You send, 'Hey, wanna hang out?' They don't reply. Then they message, 'No.'
You text, 'You still alive?' They reply, 'Yeah, I was just taking a nap.'
You ask, 'You still coming to my party?' They reply, 'Nope.'
Getting so frustrated because someone ignored you, only to find out later they just didn't want to talk and replied with a message so short it was like they were trying to make you mad.

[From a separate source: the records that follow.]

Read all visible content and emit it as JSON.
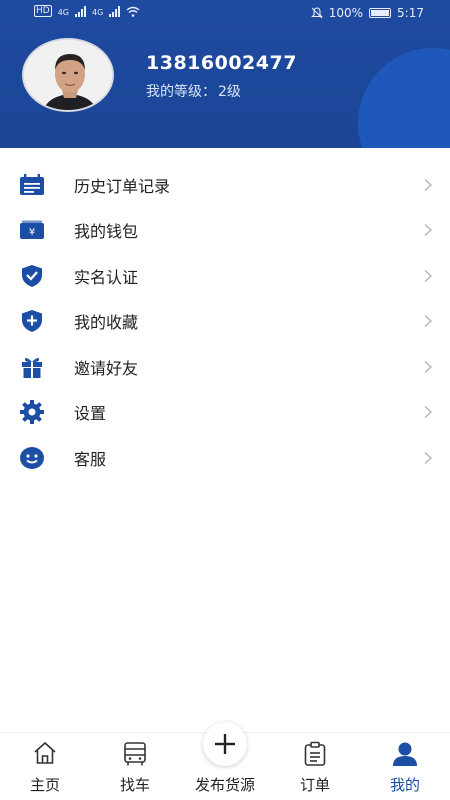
{
  "status_bar": {
    "left_label": "HD",
    "network": "4G",
    "battery": "100%",
    "time": "5:17"
  },
  "profile": {
    "username": "13816002477",
    "level_label": "我的等级：",
    "level_value": "2级"
  },
  "menu": [
    {
      "label": "历史订单记录",
      "icon": "calendar-icon"
    },
    {
      "label": "我的钱包",
      "icon": "wallet-icon"
    },
    {
      "label": "实名认证",
      "icon": "shield-check-icon"
    },
    {
      "label": "我的收藏",
      "icon": "shield-plus-icon"
    },
    {
      "label": "邀请好友",
      "icon": "gift-icon"
    },
    {
      "label": "设置",
      "icon": "gear-icon"
    },
    {
      "label": "客服",
      "icon": "smile-icon"
    }
  ],
  "bottom_nav": {
    "home": "主页",
    "find_vehicle": "找车",
    "publish": "发布货源",
    "orders": "订单",
    "mine": "我的",
    "active": "mine"
  },
  "colors": {
    "brand": "#1b4697",
    "icon": "#1d4ea5",
    "chevron": "#b5b5b5"
  }
}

You message, 'Hey, wanna go to the movies?' They don't reply. Then they send, 'No.'
You text, 'I miss you.' They reply, 'I know.'
You ask, 'You still coming to my party?' They reply, 'Nope.'
A bunch of cocky wrestlers who started kicking ass in 1997. Shawn Michaels and Triple H were like the kings of chaos, and they made the crowd scream and cheer. When Shawn got hurt, Triple H brought in some random guys, and it was like a wrestling version of a trash-talking family. But then Triple H flipped and betrayed them, and it was like the end of the world.
"DX was the best thing ever! Then Triple H went feral.", @WrestlingFan23
Just saw DX reunite, and I nearly had a heart attack from how good it was.
DX is like the Avengers of wrestling, but with more crotch chops.
DX was a bunch of cocky wrestlers who made the whole WWE look like a clown show. Triple H, Shawn Michaels, and a bunch of weirdos like Chyna and Road Dogg would yell at officials, crotch chop people, and make the crowd scream "SUCK IT!" It was the best thing ever, and if you didn’t love it, you were a loser.
DX was the best part of my childhood. I still yell "SUCK IT!" at my mom when she makes me clean my room.
DX was like a gang of troublemakers in the WWE. They made everything chaotic.
DX was so good, I even started crotch chopping my dog.
A group of rude wrestlers who broke all the rules. They crotch chopped people, talked trash, and made the whole WWE look like a mess. They were so loud, they could be heard from space. But then Triple H flipped on them, and it was like the end of the universe.
DX was like my childhood best friend. I miss them every day.
DX was the best thing the WWE ever did. I still yell "SUCK IT!" when I’m mad.
DX made wrestling fun again. I still dream about crotch chopping people.
A group of wrestlers in the WWE who were loud, obnoxious, and made everything fun. They had a cool name, and they were like a family of troublemakers. They had a cool chant, and if you didn’t love them, you were a total loser.
DX was the best thing ever. I still crotch chop my brother when he bugs me.
DX was like a wrestling version of a cool gang. They made the whole WWE exciting.
DX was the best part of my day. I even crotch chopped my math teacher.